Terry had written a pamphlet for the occasion, and it depicted Sotomayor with half her face skeletal. Conservative senators’ refusal to filibuster the nomination, he wrote, was a “bow in abject obedience to the Angel of Death.” Press advisories sent to D.C. media had told reporters what to expect: “In addition to women in black, coffins filled with ‘blood’-covered fetal dolls will be present, as well as an audio tape of a newborn crying.” Oh, Randall! That’s so ’80s.

That decade was Terry’s heyday. At the helm of his anti-abortion group, Operation Rescue, he led blockades at abortion clinics nationwide. A Pied Piper with a quick wit — which he hasn’t lost; he’s an entertaining interview — he enticed followers to protest, even at the risk of being dragged off to jail. In those days the money just rolled in. Operation Rescue took in $1 million in 1989.

But then came the backlash. RICO laws were applied against groups that tried to shut down abortion clinics with their protests. Civil suits were filed against Terry and his merry band. In May, memories of Terry’s era were revived with the murder of late-term abortion doctor George Tiller in Wichita.

Tiller’s clinic had long been Terry’s favorite target. And Terry couldn’t help himself from calling a news conference after the murder so he could preen for one last time at Tiller’s expense. But, as Terry is correct to point out, for years now there has been virtually no violence at clinics.

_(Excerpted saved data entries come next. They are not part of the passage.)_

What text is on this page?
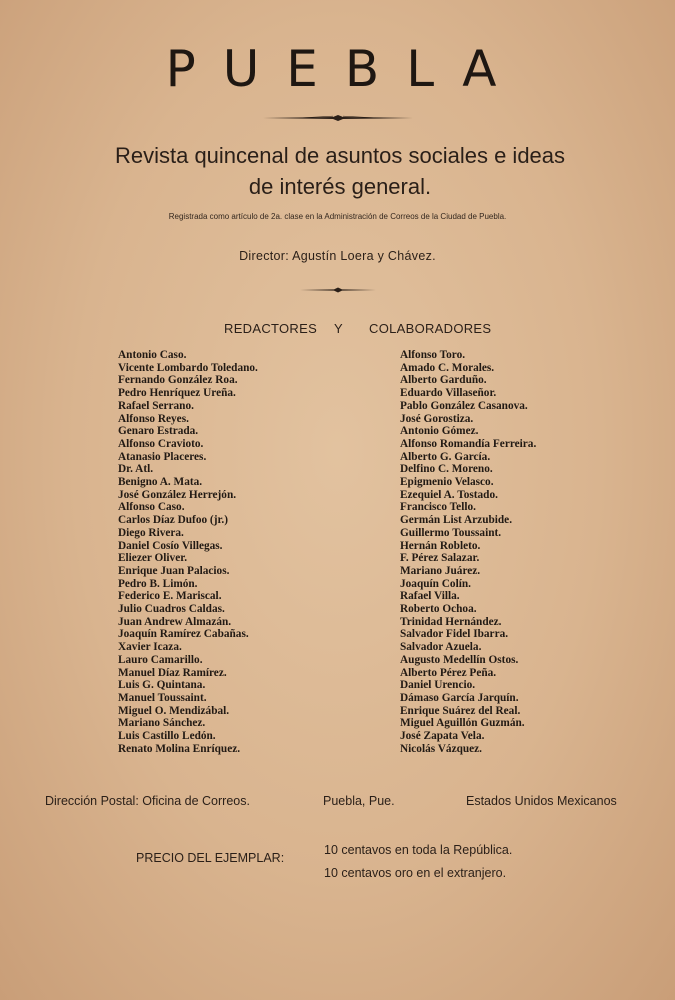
PUEBLA
Revista quincenal de asuntos sociales e ideas
de interés general.
Registrada como artículo de 2a. clase en la Administración de Correos de la Ciudad de Puebla.
Director: Agustín Loera y Chávez.
REDACTORES Y COLABORADORES
Antonio Caso.
Vicente Lombardo Toledano.
Fernando González Roa.
Pedro Henríquez Ureña.
Rafael Serrano.
Alfonso Reyes.
Genaro Estrada.
Alfonso Cravioto.
Atanasio Placeres.
Dr. Atl.
Benigno A. Mata.
José González Herrejón.
Alfonso Caso.
Carlos Díaz Dufoo (jr.)
Diego Rivera.
Daniel Cosío Villegas.
Eliezer Oliver.
Enrique Juan Palacios.
Pedro B. Limón.
Federico E. Mariscal.
Julio Cuadros Caldas.
Juan Andrew Almazán.
Joaquín Ramírez Cabañas.
Xavier Icaza.
Lauro Camarillo.
Manuel Díaz Ramírez.
Luis G. Quintana.
Manuel Toussaint.
Miguel O. Mendizábal.
Mariano Sánchez.
Luis Castillo Ledón.
Renato Molina Enríquez.
Alfonso Toro.
Amado C. Morales.
Alberto Garduño.
Eduardo Villaseñor.
Pablo González Casanova.
José Gorostiza.
Antonio Gómez.
Alfonso Romandía Ferreira.
Alberto G. García.
Delfino C. Moreno.
Epigmenio Velasco.
Ezequiel A. Tostado.
Francisco Tello.
Germán List Arzubide.
Guillermo Toussaint.
Hernán Robleto.
F. Pérez Salazar.
Mariano Juárez.
Joaquín Colín.
Rafael Villa.
Roberto Ochoa.
Trinidad Hernández.
Salvador Fidel Ibarra.
Salvador Azuela.
Augusto Medellín Ostos.
Alberto Pérez Peña.
Daniel Urencio.
Dámaso García Jarquín.
Enrique Suárez del Real.
Miguel Aguillón Guzmán.
José Zapata Vela.
Nicolás Vázquez.
Dirección Postal: Oficina de Correos.	Puebla, Pue.	Estados Unidos Mexicanos
PRECIO DEL EJEMPLAR:
10 centavos en toda la República.
10 centavos oro en el extranjero.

He should know. Increased jail time and other legal maneuvers were put in place largely because of him. He was repeatedly jailed and faced steep civil fines, eventually filing for bankruptcy in an attempt to shield dwindling assets. But something else happened. The anti-abortion movement changed tactics.

Crusading conservative politicians, such as former Kansas Attorney General Phill Kline, began to press abortion doctors over supposed legal infractions great and small.

Meanwhile, not only the abortion rate but the actual number of abortions performed in the U.S. declined precipitously. Several generations of women now have had contraception readily available. Next to the unpopular choice of abstinence, that’s the most effective way to prevent unwanted pregnancies in the first place, and therefore abortions. In this context, it’s no surprise that Terry’s anti-Sotomayor protest fell flat.

The nominee isn’t as compellingly evil as Terry wishes to believe. It’s not clear that Sotomayor is a lock for maintaining the court’s 5-4 split in favor of Roe v. Wade. She wrote an opinion that supported the constitutional right to sue by anti-abortion protesters.

And a 2002 Sotomayor opinion upheld the Bush administration’s ban on funding organizations that promote or provide abortions overseas.

Where does that leave Terry? Well, lots of people I talk to in the anti-abortion movement run for the hills when he comes on the scene. I second that emotion.

Years ago, while reporting at a protest, I saw an anti-abortion activist dressed in green medical scrubs run through a crowd waving a bloody fetus, screaming about dead babies. I was horrified. Police said later it was a pig fetus. I still feel revolted. I remember thinking, “These folks are on my side of the argument?” Thank God those days are over. If Terry truly desires a second act, a reincarnation for himself, he might try learning a few new tricks.